Lo fantástico surge como una constante. Así, dentro de una realidad cotidiana, algo extraño que no puede resolverse por la razón, la irrumpe. Por ejemplo, Roberto que está de viaje rumbo a Valle Seco, se detiene en una estación y allí le ocurren cosas extrañas que parecerían producto de un sueño…
Con Infierno Acuático llegamos a la metamorfosis, a modo Kafkiano. El cuerpo de Martín se transforma inexplicablemente en un pez.
Con Landa hay una aproximación a un cuento de ciencia ficción que plantea otro mundo, con un planeta diferente y posible.

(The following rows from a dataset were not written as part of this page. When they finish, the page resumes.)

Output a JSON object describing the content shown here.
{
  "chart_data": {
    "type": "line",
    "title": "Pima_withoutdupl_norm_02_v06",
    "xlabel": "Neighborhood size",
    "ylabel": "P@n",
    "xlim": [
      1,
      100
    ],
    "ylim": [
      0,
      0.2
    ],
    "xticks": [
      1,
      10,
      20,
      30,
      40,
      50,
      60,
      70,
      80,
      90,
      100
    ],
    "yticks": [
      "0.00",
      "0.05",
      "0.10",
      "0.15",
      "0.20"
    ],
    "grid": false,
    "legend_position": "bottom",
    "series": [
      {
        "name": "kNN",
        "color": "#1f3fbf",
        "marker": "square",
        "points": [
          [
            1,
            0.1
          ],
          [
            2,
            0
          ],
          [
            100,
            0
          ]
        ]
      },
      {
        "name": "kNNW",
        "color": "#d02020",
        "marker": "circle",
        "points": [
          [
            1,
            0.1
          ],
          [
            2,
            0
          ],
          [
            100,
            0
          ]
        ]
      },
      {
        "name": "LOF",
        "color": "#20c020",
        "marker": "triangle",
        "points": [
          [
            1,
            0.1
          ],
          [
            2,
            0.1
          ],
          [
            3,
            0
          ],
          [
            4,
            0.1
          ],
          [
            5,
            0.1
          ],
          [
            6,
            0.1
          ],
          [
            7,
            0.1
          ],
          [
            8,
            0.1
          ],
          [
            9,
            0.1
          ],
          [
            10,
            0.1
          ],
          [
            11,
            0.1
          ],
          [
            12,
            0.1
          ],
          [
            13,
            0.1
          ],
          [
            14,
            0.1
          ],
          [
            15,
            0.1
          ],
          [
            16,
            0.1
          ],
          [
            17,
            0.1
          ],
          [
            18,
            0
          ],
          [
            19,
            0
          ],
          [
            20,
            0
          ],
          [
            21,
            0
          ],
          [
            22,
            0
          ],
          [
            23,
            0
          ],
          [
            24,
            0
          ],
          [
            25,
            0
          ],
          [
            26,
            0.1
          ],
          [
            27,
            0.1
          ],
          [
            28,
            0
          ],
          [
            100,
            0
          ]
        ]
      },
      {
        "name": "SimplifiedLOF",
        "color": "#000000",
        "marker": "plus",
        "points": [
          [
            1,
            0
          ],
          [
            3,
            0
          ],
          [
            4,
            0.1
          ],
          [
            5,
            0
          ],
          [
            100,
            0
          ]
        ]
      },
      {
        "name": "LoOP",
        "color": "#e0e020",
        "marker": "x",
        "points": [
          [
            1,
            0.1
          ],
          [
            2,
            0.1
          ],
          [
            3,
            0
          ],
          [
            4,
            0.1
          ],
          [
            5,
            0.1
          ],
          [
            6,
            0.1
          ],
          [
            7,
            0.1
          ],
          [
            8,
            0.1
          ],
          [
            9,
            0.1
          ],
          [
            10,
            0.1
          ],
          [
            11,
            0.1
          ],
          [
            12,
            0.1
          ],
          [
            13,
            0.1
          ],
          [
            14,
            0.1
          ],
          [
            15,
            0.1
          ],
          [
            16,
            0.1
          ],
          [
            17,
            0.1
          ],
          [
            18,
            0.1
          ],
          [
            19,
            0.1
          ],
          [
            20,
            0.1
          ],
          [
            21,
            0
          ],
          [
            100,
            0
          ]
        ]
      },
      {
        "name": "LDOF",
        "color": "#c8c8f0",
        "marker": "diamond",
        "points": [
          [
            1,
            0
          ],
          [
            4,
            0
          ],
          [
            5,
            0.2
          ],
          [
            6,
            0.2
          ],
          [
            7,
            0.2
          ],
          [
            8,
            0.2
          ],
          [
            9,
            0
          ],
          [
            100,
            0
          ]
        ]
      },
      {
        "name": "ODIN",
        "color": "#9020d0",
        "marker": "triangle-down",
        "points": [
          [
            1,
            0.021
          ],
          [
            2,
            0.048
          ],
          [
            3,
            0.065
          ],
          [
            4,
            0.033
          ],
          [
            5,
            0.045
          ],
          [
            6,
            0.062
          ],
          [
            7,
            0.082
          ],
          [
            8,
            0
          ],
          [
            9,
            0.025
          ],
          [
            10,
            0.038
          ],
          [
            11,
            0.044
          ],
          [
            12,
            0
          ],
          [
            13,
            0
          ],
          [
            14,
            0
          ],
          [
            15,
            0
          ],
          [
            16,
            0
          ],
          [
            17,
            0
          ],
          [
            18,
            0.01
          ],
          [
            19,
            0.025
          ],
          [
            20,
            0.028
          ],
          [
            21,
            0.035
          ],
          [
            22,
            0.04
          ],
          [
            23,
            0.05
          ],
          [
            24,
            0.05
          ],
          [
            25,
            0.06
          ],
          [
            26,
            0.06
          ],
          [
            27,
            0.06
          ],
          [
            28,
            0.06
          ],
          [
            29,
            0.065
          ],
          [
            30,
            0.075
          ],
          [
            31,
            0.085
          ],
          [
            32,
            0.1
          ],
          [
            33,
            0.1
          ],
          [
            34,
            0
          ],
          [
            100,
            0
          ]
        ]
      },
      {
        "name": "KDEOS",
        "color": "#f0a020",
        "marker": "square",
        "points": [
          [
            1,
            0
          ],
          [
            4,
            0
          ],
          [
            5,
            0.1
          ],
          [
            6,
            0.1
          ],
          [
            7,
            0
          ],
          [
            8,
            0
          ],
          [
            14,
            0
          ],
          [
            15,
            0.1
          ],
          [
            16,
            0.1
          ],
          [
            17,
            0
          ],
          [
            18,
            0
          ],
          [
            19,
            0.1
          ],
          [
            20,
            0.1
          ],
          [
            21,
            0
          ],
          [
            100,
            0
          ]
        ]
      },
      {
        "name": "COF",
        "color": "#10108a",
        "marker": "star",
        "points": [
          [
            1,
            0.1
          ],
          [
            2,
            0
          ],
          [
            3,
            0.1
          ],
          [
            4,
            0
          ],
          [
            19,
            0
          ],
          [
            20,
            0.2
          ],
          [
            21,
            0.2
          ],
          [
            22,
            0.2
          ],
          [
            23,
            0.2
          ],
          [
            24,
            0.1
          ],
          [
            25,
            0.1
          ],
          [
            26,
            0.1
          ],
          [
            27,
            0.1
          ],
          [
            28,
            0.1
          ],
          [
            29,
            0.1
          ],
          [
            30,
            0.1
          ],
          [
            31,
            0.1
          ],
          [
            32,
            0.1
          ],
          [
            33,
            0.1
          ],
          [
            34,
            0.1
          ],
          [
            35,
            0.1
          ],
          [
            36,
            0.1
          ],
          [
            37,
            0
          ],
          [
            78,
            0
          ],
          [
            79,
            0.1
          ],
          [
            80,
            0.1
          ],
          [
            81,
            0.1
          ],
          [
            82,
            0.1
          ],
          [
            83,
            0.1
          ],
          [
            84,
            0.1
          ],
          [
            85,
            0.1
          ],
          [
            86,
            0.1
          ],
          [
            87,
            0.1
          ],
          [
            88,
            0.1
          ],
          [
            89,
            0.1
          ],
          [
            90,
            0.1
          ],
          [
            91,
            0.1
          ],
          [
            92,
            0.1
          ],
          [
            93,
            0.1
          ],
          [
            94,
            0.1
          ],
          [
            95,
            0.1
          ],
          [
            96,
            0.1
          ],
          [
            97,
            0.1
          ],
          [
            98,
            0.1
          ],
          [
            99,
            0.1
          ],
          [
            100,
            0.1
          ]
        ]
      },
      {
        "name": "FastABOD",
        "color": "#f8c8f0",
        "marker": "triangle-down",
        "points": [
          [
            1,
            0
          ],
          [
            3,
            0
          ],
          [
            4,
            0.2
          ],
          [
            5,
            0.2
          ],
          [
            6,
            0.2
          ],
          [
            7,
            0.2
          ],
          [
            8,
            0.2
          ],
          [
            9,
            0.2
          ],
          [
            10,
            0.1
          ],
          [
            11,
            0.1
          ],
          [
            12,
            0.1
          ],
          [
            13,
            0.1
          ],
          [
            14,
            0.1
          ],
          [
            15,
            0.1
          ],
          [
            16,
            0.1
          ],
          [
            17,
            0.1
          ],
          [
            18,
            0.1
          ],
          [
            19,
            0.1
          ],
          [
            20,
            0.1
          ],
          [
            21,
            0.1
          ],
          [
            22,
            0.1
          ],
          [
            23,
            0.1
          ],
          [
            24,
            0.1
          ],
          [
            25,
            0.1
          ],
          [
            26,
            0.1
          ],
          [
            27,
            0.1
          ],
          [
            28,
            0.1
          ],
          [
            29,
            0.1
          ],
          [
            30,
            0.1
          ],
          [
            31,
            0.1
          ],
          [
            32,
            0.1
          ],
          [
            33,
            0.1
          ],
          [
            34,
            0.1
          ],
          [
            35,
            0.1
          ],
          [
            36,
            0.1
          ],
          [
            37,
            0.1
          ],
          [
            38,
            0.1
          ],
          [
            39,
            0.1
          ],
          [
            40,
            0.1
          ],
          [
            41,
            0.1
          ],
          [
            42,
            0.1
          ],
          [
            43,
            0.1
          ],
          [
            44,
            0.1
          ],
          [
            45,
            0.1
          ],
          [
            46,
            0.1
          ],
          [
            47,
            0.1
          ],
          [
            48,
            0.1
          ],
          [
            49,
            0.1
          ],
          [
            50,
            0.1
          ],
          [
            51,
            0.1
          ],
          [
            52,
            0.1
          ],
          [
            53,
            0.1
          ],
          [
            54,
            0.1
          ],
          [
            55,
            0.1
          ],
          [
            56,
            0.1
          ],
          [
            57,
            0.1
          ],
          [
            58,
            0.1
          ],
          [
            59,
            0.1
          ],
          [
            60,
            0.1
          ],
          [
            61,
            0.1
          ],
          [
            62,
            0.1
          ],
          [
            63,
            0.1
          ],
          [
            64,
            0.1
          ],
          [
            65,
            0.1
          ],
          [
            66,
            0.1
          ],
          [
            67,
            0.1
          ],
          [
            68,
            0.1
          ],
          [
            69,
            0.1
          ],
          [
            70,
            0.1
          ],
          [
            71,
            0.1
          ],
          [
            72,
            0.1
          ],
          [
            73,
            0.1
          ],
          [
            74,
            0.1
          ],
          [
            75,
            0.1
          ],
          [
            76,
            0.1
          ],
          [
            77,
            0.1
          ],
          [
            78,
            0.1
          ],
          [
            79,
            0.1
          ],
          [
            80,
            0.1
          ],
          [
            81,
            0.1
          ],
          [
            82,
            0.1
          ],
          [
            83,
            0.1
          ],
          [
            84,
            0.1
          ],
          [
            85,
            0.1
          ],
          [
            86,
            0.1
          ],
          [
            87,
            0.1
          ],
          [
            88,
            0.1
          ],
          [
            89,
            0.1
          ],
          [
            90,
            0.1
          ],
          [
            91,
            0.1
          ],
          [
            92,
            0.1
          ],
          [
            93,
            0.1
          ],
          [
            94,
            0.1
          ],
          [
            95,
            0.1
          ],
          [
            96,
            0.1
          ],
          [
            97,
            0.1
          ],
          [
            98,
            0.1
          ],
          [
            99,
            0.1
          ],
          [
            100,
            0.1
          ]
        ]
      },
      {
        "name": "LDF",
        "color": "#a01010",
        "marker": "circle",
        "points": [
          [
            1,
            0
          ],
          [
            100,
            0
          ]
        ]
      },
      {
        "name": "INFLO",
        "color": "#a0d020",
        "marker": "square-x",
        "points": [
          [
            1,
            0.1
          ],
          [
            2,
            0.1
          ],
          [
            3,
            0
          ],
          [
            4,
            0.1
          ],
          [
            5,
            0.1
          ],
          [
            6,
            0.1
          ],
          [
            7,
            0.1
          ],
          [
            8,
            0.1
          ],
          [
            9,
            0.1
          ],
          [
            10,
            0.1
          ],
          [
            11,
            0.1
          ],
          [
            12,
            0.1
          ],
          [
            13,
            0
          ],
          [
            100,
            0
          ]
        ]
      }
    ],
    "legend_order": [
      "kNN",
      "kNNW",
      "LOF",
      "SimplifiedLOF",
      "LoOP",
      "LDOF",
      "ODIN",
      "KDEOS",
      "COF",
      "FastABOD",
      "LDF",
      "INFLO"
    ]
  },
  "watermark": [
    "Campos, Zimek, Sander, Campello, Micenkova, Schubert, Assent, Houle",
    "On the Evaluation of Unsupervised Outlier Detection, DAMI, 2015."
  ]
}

Lo fantástico vuelve con Sortilegio, historia de amor que podríamos decir que posee un cierto adelanto a la época actual ante el escenario virtual en el que está enmarcada.
Párrafo aparte merecen las tres figuras que desde el lejano oriente donde se arremolina y ruge el viento, se acercan a la ciudad para brindarle Mágicos latidos a Luis y así se lo dice a su padre: “(…) de pronto algo me interrumpió el sueño, como suaves latidos que querían acariciarme (…)”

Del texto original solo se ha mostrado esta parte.